Most people in Australia do not have cable TV. That is because unlike in the US, one can see most Australian channels with a regular antenna, old fashioned, sitting atop the house. However, the number of channels and programs are limited. For example, we love watching the tennis Grand Slam tournaments, but on "regular" TV one can see only the Australian Open. IF any Aussie player makes it to a final in another Grand Slam, then maybe, maybe, maybe, we are lucky and one of the main channels shows the match. Do not feel bad for me though, because I can still watch the David Letterman Show some days of the week, really late... Until a couple of months ago, however, cable companies used to ask for a fat installation fee and were operating only with contracts. Contracts that were at least one or two year long. This tie and the high monthly price made it so unappealing, we never subscribed. But this changed recently, so we got cable without a binding contract and paid no installation fee. I wonder if there is a catch somewhere that we haven't discovered yet. Once we pay the first bill, I'll let you know! Aboriginal drawing from Uluru in today's picture.

Monday, June 18, 2012

Childhood Memories

Driving just outside Melbourne in late summer or autumn, you see these well packed and wrapped rolls of hay. There are no wheat or corn fields, but paddocks are very common. The hay brings back memories from my childhood, those of car trips through the mountains of Romania, where people piled the hay in large hill-like stacks by the side of the road. They were messy, man-made stacks, unlike the ones here that I captured in the picture, and were covered roughly with sheets of weathered, old plastic. We used to go to the mountains during the summer vacations only, when the heat in the plains chased us away. Once arrived in the mountains, we rode with the car window down, letting the freshly cut hay perfume our faces.
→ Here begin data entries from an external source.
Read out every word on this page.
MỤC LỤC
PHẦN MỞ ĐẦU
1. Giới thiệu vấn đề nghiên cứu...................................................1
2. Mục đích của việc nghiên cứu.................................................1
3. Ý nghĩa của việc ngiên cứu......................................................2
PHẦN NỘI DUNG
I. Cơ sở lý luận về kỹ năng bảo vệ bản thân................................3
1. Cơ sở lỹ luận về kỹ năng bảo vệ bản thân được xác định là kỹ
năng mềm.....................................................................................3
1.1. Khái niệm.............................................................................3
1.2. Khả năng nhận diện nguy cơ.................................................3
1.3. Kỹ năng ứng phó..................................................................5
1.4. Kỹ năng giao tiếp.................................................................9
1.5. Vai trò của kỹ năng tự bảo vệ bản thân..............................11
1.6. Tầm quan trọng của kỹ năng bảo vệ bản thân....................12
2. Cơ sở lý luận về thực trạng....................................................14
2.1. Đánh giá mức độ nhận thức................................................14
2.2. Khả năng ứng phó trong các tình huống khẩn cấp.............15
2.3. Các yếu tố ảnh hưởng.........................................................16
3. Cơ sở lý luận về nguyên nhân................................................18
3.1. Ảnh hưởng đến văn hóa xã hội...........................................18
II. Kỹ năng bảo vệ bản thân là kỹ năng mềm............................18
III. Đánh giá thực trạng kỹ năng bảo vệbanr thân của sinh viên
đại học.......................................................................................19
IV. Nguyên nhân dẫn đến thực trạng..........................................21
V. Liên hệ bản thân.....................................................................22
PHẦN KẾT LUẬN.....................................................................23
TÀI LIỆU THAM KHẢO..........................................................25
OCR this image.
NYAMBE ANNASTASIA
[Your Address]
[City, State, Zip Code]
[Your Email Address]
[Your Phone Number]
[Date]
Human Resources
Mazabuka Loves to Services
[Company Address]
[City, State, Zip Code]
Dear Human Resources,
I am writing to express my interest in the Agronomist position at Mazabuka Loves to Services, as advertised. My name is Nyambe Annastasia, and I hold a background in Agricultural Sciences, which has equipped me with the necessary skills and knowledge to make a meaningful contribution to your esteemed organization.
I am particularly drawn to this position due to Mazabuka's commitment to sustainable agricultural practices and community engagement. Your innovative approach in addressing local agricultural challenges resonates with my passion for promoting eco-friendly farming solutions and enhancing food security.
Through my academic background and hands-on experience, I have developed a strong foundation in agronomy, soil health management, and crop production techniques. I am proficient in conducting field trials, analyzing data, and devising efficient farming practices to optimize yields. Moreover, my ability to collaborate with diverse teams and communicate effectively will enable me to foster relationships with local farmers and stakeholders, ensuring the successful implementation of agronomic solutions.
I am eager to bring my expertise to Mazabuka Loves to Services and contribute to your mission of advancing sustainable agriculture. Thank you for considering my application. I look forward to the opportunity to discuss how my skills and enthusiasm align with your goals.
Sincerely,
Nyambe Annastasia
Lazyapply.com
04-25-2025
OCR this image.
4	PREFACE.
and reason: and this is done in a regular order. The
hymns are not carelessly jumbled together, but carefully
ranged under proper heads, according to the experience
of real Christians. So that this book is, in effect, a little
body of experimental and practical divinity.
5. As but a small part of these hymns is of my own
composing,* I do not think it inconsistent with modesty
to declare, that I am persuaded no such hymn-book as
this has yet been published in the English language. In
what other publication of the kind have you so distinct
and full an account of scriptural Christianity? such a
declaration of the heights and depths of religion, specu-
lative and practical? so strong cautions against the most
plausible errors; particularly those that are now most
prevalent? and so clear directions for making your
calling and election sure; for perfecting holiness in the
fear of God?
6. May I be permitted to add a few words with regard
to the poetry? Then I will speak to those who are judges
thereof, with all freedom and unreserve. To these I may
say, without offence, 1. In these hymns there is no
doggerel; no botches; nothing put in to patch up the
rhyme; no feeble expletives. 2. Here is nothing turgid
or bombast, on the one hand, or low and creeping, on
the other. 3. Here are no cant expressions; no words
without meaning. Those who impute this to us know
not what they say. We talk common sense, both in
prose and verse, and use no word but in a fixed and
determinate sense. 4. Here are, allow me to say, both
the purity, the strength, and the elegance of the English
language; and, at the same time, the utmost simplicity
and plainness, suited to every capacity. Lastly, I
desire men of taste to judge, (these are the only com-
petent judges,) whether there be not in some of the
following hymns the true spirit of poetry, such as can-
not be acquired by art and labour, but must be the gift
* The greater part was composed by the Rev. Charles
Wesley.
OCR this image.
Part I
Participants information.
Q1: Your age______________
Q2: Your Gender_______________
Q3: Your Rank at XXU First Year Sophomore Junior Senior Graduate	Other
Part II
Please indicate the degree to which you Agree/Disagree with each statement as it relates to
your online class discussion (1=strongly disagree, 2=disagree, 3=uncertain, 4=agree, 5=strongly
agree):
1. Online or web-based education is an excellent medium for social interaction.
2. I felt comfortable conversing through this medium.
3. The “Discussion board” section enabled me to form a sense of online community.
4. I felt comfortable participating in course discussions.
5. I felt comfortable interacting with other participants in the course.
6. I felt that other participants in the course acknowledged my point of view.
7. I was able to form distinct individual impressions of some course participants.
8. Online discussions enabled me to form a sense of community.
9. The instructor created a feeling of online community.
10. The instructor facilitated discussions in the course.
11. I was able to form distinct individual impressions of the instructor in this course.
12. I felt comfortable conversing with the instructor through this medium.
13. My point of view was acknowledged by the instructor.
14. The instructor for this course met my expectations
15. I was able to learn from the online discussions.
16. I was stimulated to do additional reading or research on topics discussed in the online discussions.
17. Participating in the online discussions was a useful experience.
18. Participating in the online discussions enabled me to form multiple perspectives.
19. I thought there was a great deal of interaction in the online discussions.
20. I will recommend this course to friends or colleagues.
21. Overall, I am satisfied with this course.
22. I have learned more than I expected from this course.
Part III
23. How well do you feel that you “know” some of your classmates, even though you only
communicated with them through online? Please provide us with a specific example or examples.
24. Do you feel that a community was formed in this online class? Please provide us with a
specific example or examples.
Poppies and daisies sometimes smiled at us from the endlessly green landscape.

Sunday, June 17, 2012

Roos

I guess a blog about Australia should have already talked about kangaroos. Yet, some pleasures are better tasted when left last. Kangaroos are what most Americans see when they think about Australia. And Roos were among the top animals we wanted to see when we first visited Oz. Grey and red kangaroos, and all kinds of wallabies. So we saw them very often, in zoos, parks, and in the wild. The most unusual and striking image is that of a wide, grassy landscape from which suddenly start to hop these large but fit animals, grey with big black eyes and ears perked up. Sometimes, they stare at you while standing up, and if they are alarmed or feel threatened, they turn around and hop away. Fast. One time on Raymond Island, we got off the car and tried to follow an echidna in the bush. I suddenly raised my eyes from the ground and just ten meters away was a mob of roos, with a large mom in front. She stood up, transfixed, staring at me as surprised as I was. From her pouch another pair of long and curly eyelashes was trying to figure me out, her joey... I will never forget how fragile, yet powerful they seemed, standing there and trying to understand my next step. I backed up, went into the car and was happy to not have disturbed them too much.